The Floating Admiral
- First edition cover
- Author: (Detection Club) G. K. Chesterton, Agatha Christie, Dorothy L. Sayers, Ronald Knox, Freeman Wills Crofts, etc
- Language: English
- Genre: Mystery novel
- Publisher: Hodder & Stoughton
- Publication date: December 1931
- Publication place: United Kingdom
- Media type: Print (Hardback & Paperback)
- Pages: 351 pp (first edition, hardback)

= The Floating Admiral =

1931 collaborative detective novel

The Floating Admiral is a chain-written, collaborative detective novel written by fourteen members of the British Detection Club in 1931. The twelve chapters of the story were each written by a different author, in the following sequence: Canon Victor Whitechurch, G. D. H. Cole and Margaret Cole, Henry Wade, Agatha Christie, John Rhode, Milward Kennedy, Dorothy L. Sayers, Ronald Knox, Freeman Wills Crofts, Edgar Jepson, Clemence Dane and Anthony Berkeley.
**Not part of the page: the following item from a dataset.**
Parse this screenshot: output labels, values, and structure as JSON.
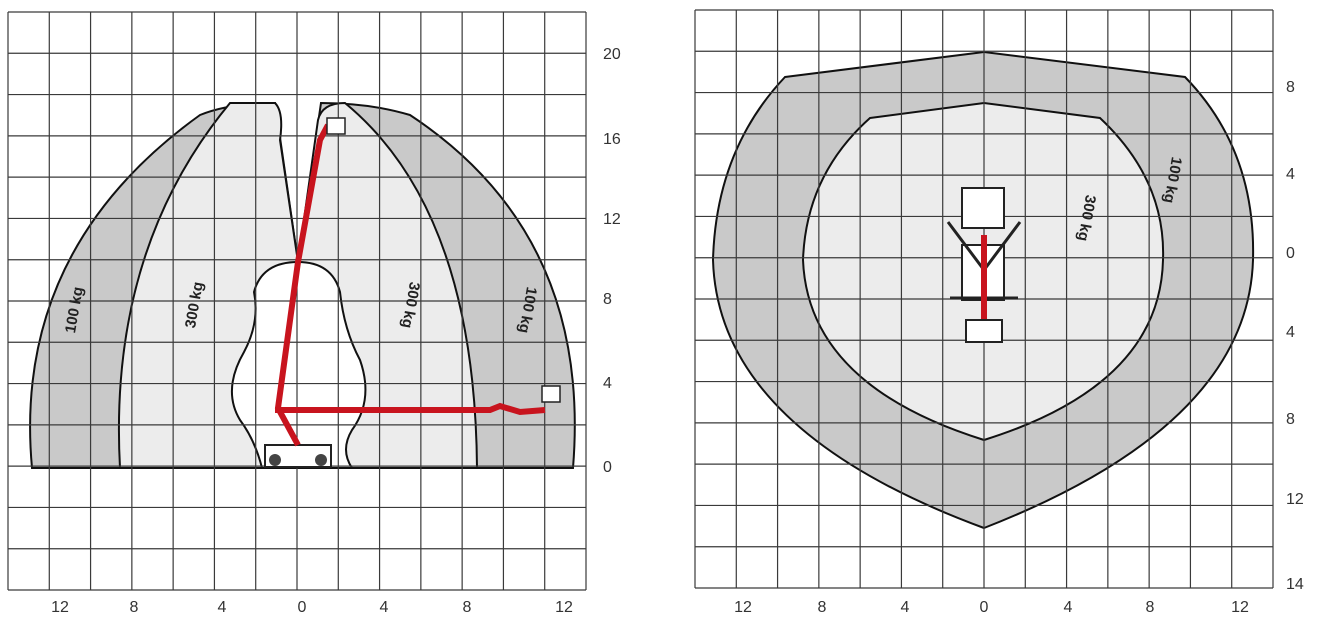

G. K. Chesterton contributed a prologue, which was written after the novel had been completed.

In a literary game of consequences, each author would write one chapter, leaving G.K. Chesterton to write a typically paradoxical prologue and Anthony Berkeley to tie up all the loose ends. In addition, each of the authors provided their own solution in a sealed envelope, all of which appeared at the end of the book.
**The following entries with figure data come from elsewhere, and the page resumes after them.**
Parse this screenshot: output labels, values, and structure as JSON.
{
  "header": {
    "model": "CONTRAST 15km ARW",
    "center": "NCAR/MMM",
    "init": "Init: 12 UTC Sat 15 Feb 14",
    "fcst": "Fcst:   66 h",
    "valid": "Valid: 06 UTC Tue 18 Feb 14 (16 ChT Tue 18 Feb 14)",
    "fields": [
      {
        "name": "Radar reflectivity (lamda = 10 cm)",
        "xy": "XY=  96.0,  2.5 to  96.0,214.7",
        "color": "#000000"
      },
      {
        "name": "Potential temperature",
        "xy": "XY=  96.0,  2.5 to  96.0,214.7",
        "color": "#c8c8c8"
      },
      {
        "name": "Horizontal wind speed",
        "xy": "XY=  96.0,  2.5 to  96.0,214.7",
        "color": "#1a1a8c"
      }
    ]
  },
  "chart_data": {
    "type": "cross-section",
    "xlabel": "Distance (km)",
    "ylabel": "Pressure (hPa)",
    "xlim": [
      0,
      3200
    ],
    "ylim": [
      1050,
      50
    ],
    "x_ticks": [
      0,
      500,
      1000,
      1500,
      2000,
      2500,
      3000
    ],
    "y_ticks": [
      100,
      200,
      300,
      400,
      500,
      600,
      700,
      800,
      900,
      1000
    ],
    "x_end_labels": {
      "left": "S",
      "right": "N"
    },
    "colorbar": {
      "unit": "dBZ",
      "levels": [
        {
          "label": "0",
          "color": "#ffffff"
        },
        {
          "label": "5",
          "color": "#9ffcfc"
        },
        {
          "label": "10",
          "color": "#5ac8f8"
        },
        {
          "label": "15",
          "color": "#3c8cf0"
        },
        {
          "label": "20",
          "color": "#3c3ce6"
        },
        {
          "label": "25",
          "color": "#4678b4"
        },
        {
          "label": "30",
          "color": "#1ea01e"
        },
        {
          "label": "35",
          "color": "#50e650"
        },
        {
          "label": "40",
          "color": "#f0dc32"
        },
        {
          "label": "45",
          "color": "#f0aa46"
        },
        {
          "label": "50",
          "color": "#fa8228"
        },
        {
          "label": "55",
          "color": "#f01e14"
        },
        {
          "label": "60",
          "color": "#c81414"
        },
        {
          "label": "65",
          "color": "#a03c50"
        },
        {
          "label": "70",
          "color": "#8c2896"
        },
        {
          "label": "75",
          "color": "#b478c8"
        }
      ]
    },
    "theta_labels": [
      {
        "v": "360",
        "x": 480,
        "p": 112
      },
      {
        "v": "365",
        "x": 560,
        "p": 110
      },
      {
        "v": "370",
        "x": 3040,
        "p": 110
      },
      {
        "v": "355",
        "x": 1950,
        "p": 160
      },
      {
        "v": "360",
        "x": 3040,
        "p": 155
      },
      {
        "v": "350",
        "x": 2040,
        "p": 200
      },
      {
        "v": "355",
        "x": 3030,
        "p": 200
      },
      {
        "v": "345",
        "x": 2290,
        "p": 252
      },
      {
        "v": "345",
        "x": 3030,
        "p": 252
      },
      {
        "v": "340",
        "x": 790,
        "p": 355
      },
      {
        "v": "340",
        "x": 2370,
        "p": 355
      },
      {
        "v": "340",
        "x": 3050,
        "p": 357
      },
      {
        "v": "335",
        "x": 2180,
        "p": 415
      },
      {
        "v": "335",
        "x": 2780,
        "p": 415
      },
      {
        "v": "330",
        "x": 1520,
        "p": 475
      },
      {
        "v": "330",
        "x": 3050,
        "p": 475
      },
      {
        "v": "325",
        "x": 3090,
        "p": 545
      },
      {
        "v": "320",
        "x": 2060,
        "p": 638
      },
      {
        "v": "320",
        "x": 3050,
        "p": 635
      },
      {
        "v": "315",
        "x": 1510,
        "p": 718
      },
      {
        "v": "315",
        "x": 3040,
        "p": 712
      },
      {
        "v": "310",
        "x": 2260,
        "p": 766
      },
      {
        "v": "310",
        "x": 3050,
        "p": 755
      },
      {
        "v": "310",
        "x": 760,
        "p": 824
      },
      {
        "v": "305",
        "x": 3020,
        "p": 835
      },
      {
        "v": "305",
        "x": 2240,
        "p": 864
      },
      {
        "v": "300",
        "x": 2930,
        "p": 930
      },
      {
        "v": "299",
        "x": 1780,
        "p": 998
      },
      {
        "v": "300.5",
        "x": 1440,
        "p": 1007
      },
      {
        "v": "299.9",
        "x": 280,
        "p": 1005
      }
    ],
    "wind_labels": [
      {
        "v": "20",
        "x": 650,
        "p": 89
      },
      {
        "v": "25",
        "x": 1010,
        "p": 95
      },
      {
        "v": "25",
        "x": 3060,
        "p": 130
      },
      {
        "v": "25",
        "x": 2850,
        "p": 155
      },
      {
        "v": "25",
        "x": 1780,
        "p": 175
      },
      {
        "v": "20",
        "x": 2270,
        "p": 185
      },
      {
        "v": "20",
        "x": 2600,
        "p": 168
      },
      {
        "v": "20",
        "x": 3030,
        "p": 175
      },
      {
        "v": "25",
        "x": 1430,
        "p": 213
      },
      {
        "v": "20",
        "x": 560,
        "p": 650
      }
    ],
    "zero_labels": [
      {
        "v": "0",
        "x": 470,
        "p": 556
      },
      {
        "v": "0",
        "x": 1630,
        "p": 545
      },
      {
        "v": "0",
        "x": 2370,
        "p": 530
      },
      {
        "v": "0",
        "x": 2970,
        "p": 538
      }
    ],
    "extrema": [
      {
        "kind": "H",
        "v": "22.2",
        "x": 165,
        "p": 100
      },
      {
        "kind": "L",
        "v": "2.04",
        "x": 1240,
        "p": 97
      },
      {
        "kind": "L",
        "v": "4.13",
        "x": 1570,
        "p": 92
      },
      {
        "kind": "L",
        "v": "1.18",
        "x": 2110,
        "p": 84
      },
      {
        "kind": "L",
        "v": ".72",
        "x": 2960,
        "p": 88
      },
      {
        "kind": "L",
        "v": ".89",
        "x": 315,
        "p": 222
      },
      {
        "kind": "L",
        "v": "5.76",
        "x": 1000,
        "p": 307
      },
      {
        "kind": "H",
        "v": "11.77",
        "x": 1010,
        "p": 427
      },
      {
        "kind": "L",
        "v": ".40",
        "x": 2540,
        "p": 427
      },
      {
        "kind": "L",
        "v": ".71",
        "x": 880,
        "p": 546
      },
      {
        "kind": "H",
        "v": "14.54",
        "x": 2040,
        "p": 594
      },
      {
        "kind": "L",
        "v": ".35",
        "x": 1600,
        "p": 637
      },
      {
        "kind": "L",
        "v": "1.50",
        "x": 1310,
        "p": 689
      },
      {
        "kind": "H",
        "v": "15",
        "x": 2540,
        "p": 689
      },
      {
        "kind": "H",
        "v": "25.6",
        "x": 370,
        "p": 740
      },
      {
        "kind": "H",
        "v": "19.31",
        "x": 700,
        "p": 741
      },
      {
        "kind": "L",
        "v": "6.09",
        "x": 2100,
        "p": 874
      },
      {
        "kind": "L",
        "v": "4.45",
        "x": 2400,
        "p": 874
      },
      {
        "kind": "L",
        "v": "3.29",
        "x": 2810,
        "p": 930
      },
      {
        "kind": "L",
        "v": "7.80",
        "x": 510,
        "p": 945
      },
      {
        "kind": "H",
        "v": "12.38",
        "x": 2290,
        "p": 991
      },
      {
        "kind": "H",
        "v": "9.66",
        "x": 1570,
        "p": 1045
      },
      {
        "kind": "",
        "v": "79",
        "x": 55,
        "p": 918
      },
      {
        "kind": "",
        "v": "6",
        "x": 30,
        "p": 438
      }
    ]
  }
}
As Sayers explained in the introduction to the book, "Each writer must construct his instalment with a definite solution in view—that is, he must not introduce new complications merely 'to make it more difficult' ... [E]ach writer was bound to deal faithfully with all the difficulties left for his consideration by his predecessors."

==Literary significance and criticism==
Notable crime fiction critic Jacques Barzun noted:-

These members of the (London) Detection Club collaborate with skill in a piece of detection rather more tight-knit than one had a right to expect. There is enough to amuse and to stimulate detection; and the Introduction by Dorothy Sayers and supplements by critics and solvers give an insight into the writers' thoughts and modes of work.

==Plot summary==
On a drifted boat, the body of Admiral Penistone is found. Last night, he had dinner with his niece in the house of the vicar. Afterwards he used his own boat to navigate over the river to his home. However, the boat on which the admiral is found is not his property, but is owned by the vicar. The admiral was stabbed by a knife or a dagger, but there is no blood on the floor. Furthermore, the mooring line has been cut.

==List of characters==
- Neddy Ware: a local of the village who owns a boat. He discovered the body of the Admiral, of whose crew Ware once was a part. He is known to generally be peace-loving but can have a temper and a sailor's vocabulary when roused.
- Constable Hempstead: a local police officer who was on night duty around the time of the death and spotted a mysterious figure in a car.
- Inspector Rudge: the inspector working on the case of Admiral Penistone's murder.
- Reverend (Mr) Mount: the vicar of the village, on whose boat the body of Admiral Penistone is found. His hat is found near the body. He has two sons and a runaway wife who left him for another man.
- Alec Mount: one of Reverend Mount's two sons, a sixteen-year-old.
- Peter Mount: one of Reverend Mount's two sons, a fourteen-year-old.
- Sir Wilfrid Denny: a friend of Admiral Penistone and a retired civil servant who is fond of his garden. He had ties with the Admiral in China and, strangely, rushed off to London on the morning of the discovery of the Admiral's body.
- Elma Holland (née Fitzgerald): a young woman, about thirty or a few years above that age. She wasn't beautiful, as judged by Rudge, but if she made herself up she could have been pretty. She is the niece of the Admiral and engaged to Arthur Holland. She has been in the area for a month and is of independent means.
- Arthur Holland: a young, handsome man with a slightly sunburnt face who is engaged to Elma. He is a tradesman who works with materials such as rubber, silk and jute, trading the items for China. He stayed at the Lord Marshall hotel in nearby Whynnmouth at the time of the murder. He secretly marries Elma.
- Mrs Davis: the local gossip and the proprietress of the Lord Marshall at Whynnmouth, who provides Rudge with invaluable details (mostly scandalous in nature).
- Mr Daker: a solicitor and a friend of Mr Fitzgerald (Mr Fitzgerald is the father of Elma and Admiral Penistone's brother-in-law): a dryly cautious man with a strong family feeling.
- Walter Fitzgerald: Elma's brother, an attractive young man who forged a document while working in China. He has been missing for a period of time and if he comes forward he will be arrested for the forgery - if he doesn't he will lose his father's inheritance.